La farmacia de Rafalia
Oliver Pilcher
Después de comer, un baño, simplemente bajando de las rocas cercanas al mar. Muy por debajo de mis pies hay esponjas de una calidad tan rara que los mercaderes de Hydriot las vendían al mundo entero desde hace siglos y todavía salen de las profundidades abisales del color del caramelo, con olor a bosques de algas. Ni siquiera Sophia Loren pudo resistirse, aferrando varias a su escote después de una escena de buceo en la película de 1957 Boy on a Dolphin, que se rodó aquí. En ella aparecía media isla y todo el mundo sigue hablando de ella como si hubiera ocurrido ayer. El tiempo en Hydra es relativo, cada vez más profundo y a la deriva. Durante el resto de esa encantadora tarde perdida, Kamini duerme la siesta. Junto a la toalla abandonada de alguien en las rocas, un puñado de albaricoques frescos.
Esa tarde a lo largo del paseo marítimo se oye el murmullo chismoso de las multitudes recién llegadas del verano. El multimillonario coleccionista de arte Dakis Joannou (que lleva mucho tiempo visitando la isla) acaba de atracar en un tanque de fibra de vidrio diseñado por Jeff Koons, enormemente azul y amarillo, humeando amenazadoramente por el agua como un rompehielos cubista. Y luego, poco después, un yate a motor para caballeros -el Mabrouka- que había pertenecido a Lawrence de Arabia, envuelto en el olor empapado de resina de un barco recién renovado.
Las chicas que se dirigen a una inauguración en el DESTE Project Space llevan vestidos de Balmain y zapatos sexy-fantásticos. Adolescentes estadounidenses en una gira por el Golfo Argólico, con la piel rosada y pecosa como guantes de zorro, bajan de los barcos, desafiándose y gritando. Las luces del puerto enriquecen y refinan los múltiples colores hasta pasada la medianoche, cuando una luna baja convierte el mar en hierro y fuera del bar Papagalos los rostros de los bebedores parpadean en lámparas de aceite espejadas, en algún lugar entre el mundo de la vigilia y el de los sueños.

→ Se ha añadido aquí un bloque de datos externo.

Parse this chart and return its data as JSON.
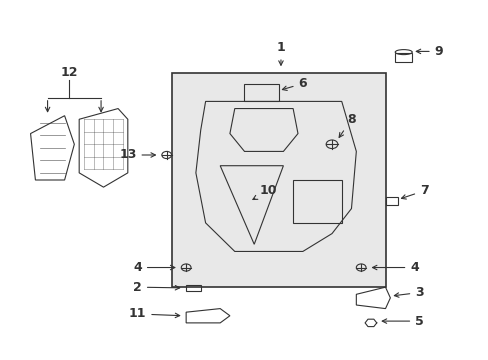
{
  "bg_color": "#ffffff",
  "box_bg": "#e8e8e8",
  "line_color": "#333333"
}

Mucho más tarde, después de los cócteles y de bailar al ritmo de la mala música pop griega en el Red Club, me pierdo en las callejuelas. Como los altos edificios del puerto protegen el puerto, las noches aquí tienen una calidez de vino y de droga, y estallidos de hibisco por todas partes de color negro-rojo en las sombras. Luego, paredes encaladas y bonitos apartamentos y plazas de mansiones de mercaderes rococó cerradas y quietas desde hace tiempo. Sin scooters ni coches, la tranquilidad en Hydra tiene un pulso discernible. Sin embargo… desde una ventana abierta un poco más allá llega el sonido de ‘Leaving on a Jet Plane’, de John Denver, y me abro paso por la calle para asomar la cabeza.
La miscelánea marítima salpicada por el agua enturbia la estancia. Cuadros, cofres y silbatos dañados por el agua. Y ahí está Pandelis friendo patatas, de pie sobre las peligrosas tablas del suelo. Los dos nos reímos de la sorpresa de verle en una casa en lugar de gritar desde una pared del puerto. «Oh, saca esas fotos de Sophia Loren», le ruego. Cuando tenía 10 años fue un extra en Boy on a Dolphin, una experiencia de la que rara vez habla, como si esos preciosos recuerdos debieran permanecer ocultos. En el armario junto a mi cabeza, un retrato formal de él a esa edad, con un pequeño guardapolvo blanco de campesino, de pie frente a la iglesia de San Dimitrios, donde hay un estimado diácono llamado Manoles que canta la liturgia todos los domingos con una voz tan transportadora y bizantina que las mujeres se paran frente a la puerta llorando en sus pañuelos.
Pero Pandelis me hace señas para que me vaya.